It was late when we made a halt before a garden by the river.
“We live here,” said Demian. “Come and see us soon! We shall expect you.”
I cheerfully wended my long way home through the night, which had become cold. Here and there brawling students were lurching through the town. I had often felt, sometimes with a feeling of privation, sometimes with scorn, the contrast between their curious sort of gaiety and my lonely life. But now, tranquil and strong in a sense of secret power I felt as never before how little that affected me, how far removed was their world from mine. I reminded myself of officials of my native town, worthy old gentlemen, who clung to memories of the semesters they had passed in drinking, as they would to memories of a blissful paradise, and who practised a cult, calling up reminiscences of the vanished “freedom” of their University life with all the seriousness which some poet or other romantic would devote to an account of his childhood. Everywhere the same! Everywhere they sought “liberty” and “happiness” behind them, in the past, for fear of being reminded of their own responsibility, of being warned they were not striking out for themselves, but merely going the way of all the world. Two or three years passed in drinking and jollification, and then they crept under the common shelter and became serious gentlemen in the service of the state. Yes, it was rotten, our whole system was rotten and these student sillinesses were less stupid and not so bad as a hundred others.
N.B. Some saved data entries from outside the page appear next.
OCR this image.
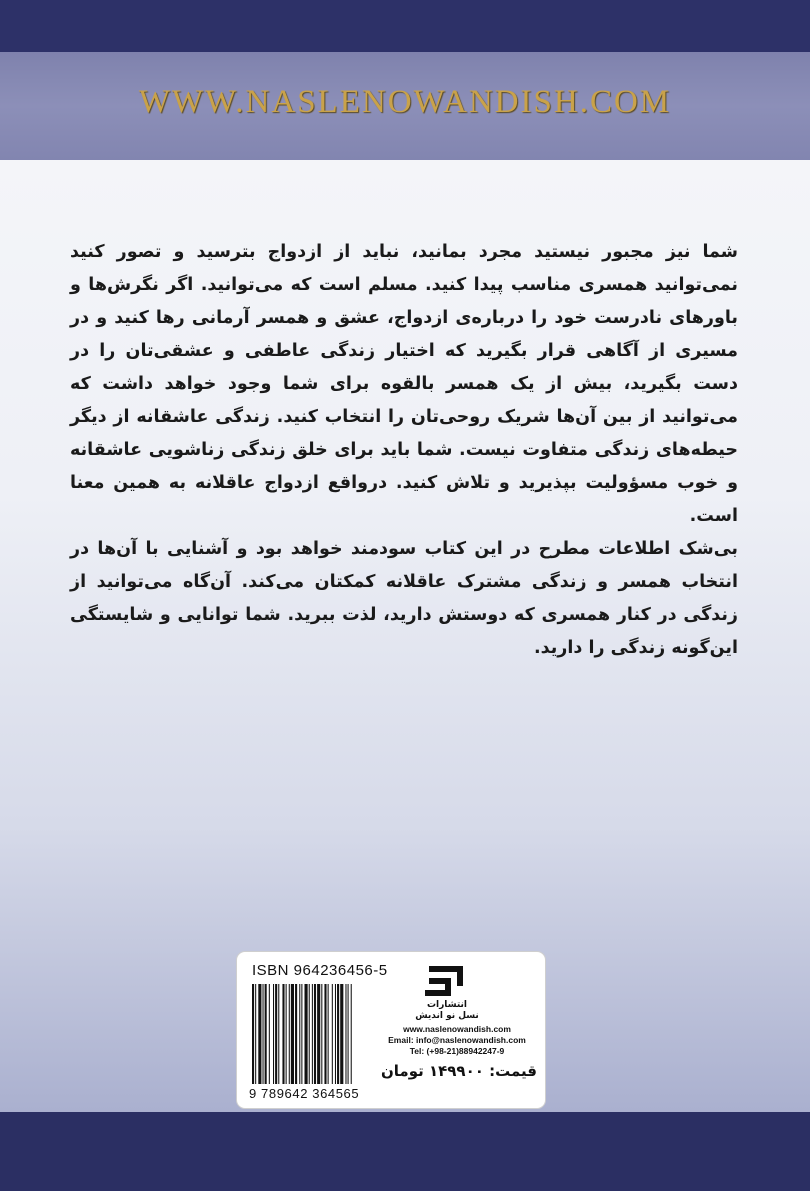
WWW.NASLENOWANDISH.COM

شما نیز مجبور نیستید مجرد بمانید، نباید از ازدواج بترسید و تصور کنید نمی‌توانید همسری مناسب پیدا کنید. مسلم است که می‌توانید. اگر نگرش‌ها و باورهای نادرست خود را درباره‌ی ازدواج، عشق و همسر آرمانی رها کنید و در مسیری از آگاهی قرار بگیرید که اختیار زندگی عاطفی و عشقی‌تان را در دست بگیرید، بیش از یک همسر بالقوه برای شما وجود خواهد داشت که می‌توانید از بین آن‌ها شریک روحی‌تان را انتخاب کنید. زندگی عاشقانه از دیگر حیطه‌های زندگی متفاوت نیست. شما باید برای خلق زندگی زناشویی عاشقانه و خوب مسؤولیت بپذیرید و تلاش کنید. درواقع ازدواج عاقلانه به همین معنا است.

بی‌شک اطلاعات مطرح در این کتاب سودمند خواهد بود و آشنایی با آن‌ها در انتخاب همسر و زندگی مشترک عاقلانه کمکتان می‌کند. آن‌گاه می‌توانید از زندگی در کنار همسری که دوستش دارید، لذت ببرید. شما توانایی و شایستگی این‌گونه زندگی را دارید.

ISBN 964236456-5
9 789642 364565
انتشارات
نسل نو اندیش
www.naslenowandish.com
Email: info@naslenowandish.com
Tel: (+98-21)88942247-9
قیمت: ۱۴۹۹۰۰ تومان
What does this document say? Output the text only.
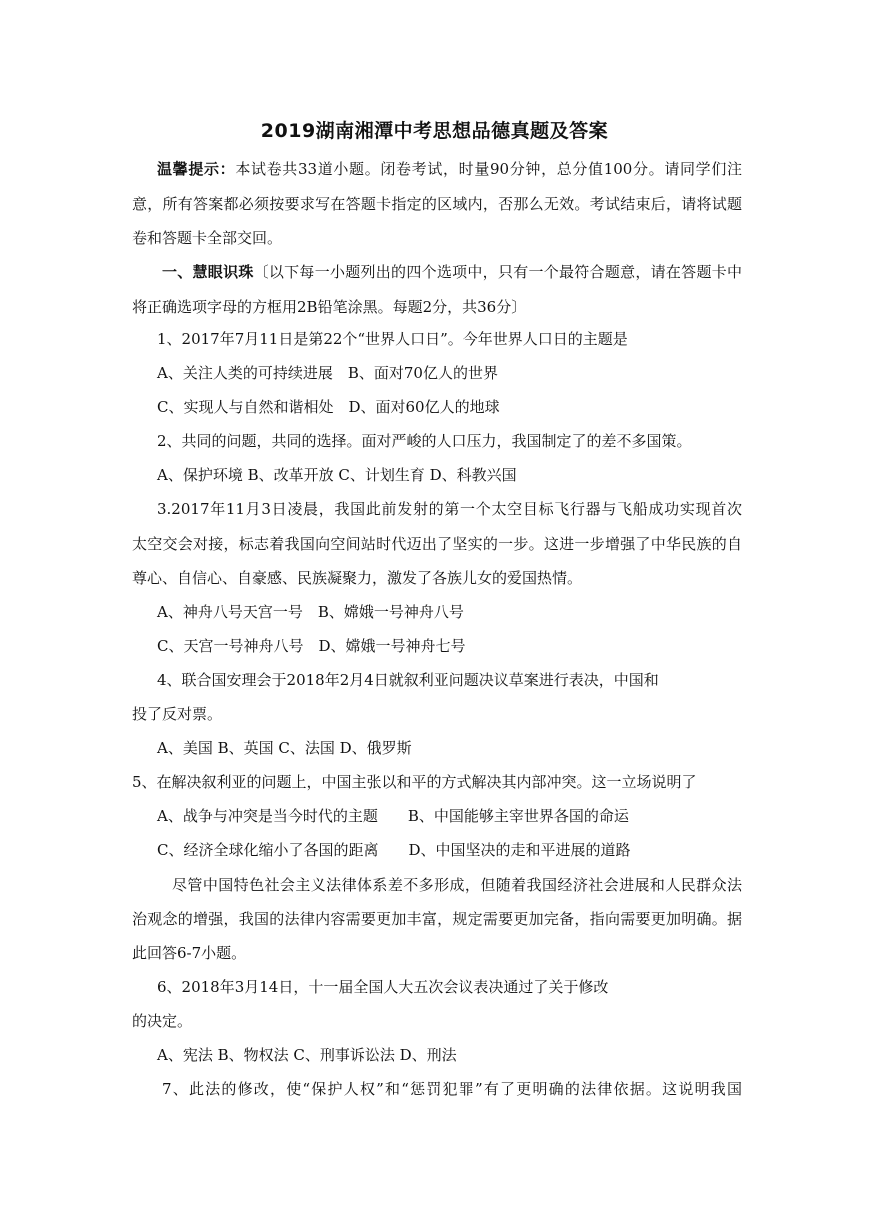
2019湖南湘潭中考思想品德真题及答案
温馨提示：本试卷共33道小题。闭卷考试，时量90分钟，总分值100分。请同学们注
意，所有答案都必须按要求写在答题卡指定的区域内，否那么无效。考试结束后，请将试题
卷和答题卡全部交回。
一、慧眼识珠〔以下每一小题列出的四个选项中，只有一个最符合题意，请在答题卡中
将正确选项字母的方框用2B铅笔涂黑。每题2分，共36分〕
1、2017年7月11日是第22个“世界人口日”。今年世界人口日的主题是
A、关注人类的可持续进展　B、面对70亿人的世界
C、实现人与自然和谐相处　D、面对60亿人的地球
2、共同的问题，共同的选择。面对严峻的人口压力，我国制定了的差不多国策。
A、保护环境 B、改革开放 C、计划生育 D、科教兴国
3.2017年11月3日凌晨，我国此前发射的第一个太空目标飞行器与飞船成功实现首次
太空交会对接，标志着我国向空间站时代迈出了坚实的一步。这进一步增强了中华民族的自
尊心、自信心、自豪感、民族凝聚力，激发了各族儿女的爱国热情。
A、神舟八号天宫一号　B、嫦娥一号神舟八号
C、天宫一号神舟八号　D、嫦娥一号神舟七号
4、联合国安理会于2018年2月4日就叙利亚问题决议草案进行表决，中国和
投了反对票。
A、美国 B、英国 C、法国 D、俄罗斯
5、在解决叙利亚的问题上，中国主张以和平的方式解决其内部冲突。这一立场说明了
A、战争与冲突是当今时代的主题　　B、中国能够主宰世界各国的命运
C、经济全球化缩小了各国的距离　　D、中国坚决的走和平进展的道路
尽管中国特色社会主义法律体系差不多形成，但随着我国经济社会进展和人民群众法
治观念的增强，我国的法律内容需要更加丰富，规定需要更加完备，指向需要更加明确。据
此回答6-7小题。
6、2018年3月14日，十一届全国人大五次会议表决通过了关于修改
的决定。
A、宪法 B、物权法 C、刑事诉讼法 D、刑法
7、此法的修改，使“保护人权”和“惩罚犯罪”有了更明确的法律依据。这说明我国
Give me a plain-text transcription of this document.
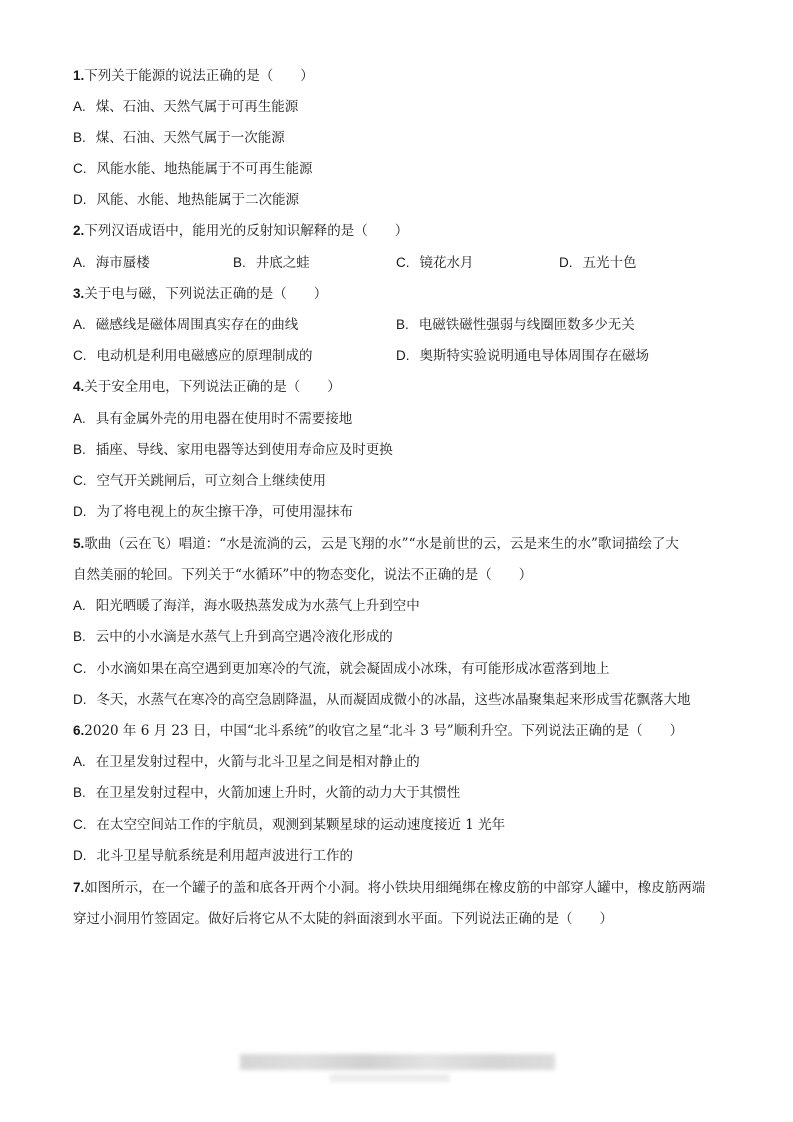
1.下列关于能源的说法正确的是（　　）
A. 煤、石油、天然气属于可再生能源
B. 煤、石油、天然气属于一次能源
C. 风能水能、地热能属于不可再生能源
D. 风能、水能、地热能属于二次能源
2.下列汉语成语中，能用光的反射知识解释的是（　　）
A. 海市蜃楼	B. 井底之蛙	C. 镜花水月	D. 五光十色
3.关于电与磁，下列说法正确的是（　　）
A. 磁感线是磁体周围真实存在的曲线	B. 电磁铁磁性强弱与线圈匝数多少无关
C. 电动机是利用电磁感应的原理制成的	D. 奥斯特实验说明通电导体周围存在磁场
4.关于安全用电，下列说法正确的是（　　）
A. 具有金属外壳的用电器在使用时不需要接地
B. 插座、导线、家用电器等达到使用寿命应及时更换
C. 空气开关跳闸后，可立刻合上继续使用
D. 为了将电视上的灰尘擦干净，可使用湿抹布
5.歌曲（云在飞）唱道：“水是流淌的云，云是飞翔的水”“水是前世的云，云是来生的水”歌词描绘了大
自然美丽的轮回。下列关于“水循环”中的物态变化，说法不正确的是（　　）
A. 阳光晒暖了海洋，海水吸热蒸发成为水蒸气上升到空中
B. 云中的小水滴是水蒸气上升到高空遇冷液化形成的
C. 小水滴如果在高空遇到更加寒冷的气流，就会凝固成小冰珠，有可能形成冰雹落到地上
D. 冬天，水蒸气在寒冷的高空急剧降温，从而凝固成微小的冰晶，这些冰晶聚集起来形成雪花飘落大地
6.2020 年 6 月 23 日，中国“北斗系统”的收官之星“北斗 3 号”顺利升空。下列说法正确的是（　　）
A. 在卫星发射过程中，火箭与北斗卫星之间是相对静止的
B. 在卫星发射过程中，火箭加速上升时，火箭的动力大于其惯性
C. 在太空空间站工作的宇航员，观测到某颗星球的运动速度接近 1 光年
D. 北斗卫星导航系统是利用超声波进行工作的
7.如图所示，在一个罐子的盖和底各开两个小洞。将小铁块用细绳绑在橡皮筋的中部穿人罐中，橡皮筋两端
穿过小洞用竹签固定。做好后将它从不太陡的斜面滚到水平面。下列说法正确的是（　　）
However, when I reached my distant dwelling and went to bed, all these thoughts had flown. Everything else was in suspense as I looked forward to the fulfillment of the promise made to me that day. As soon as I wished, in the morning if I liked, I could see Demian’s mother. Let the students hold their drinking bouts and tattoo their faces, let the world be rotten and on the brink of ruin—what had that to do with me? I was waiting for one single thing, that my fate might meet me in a new picture.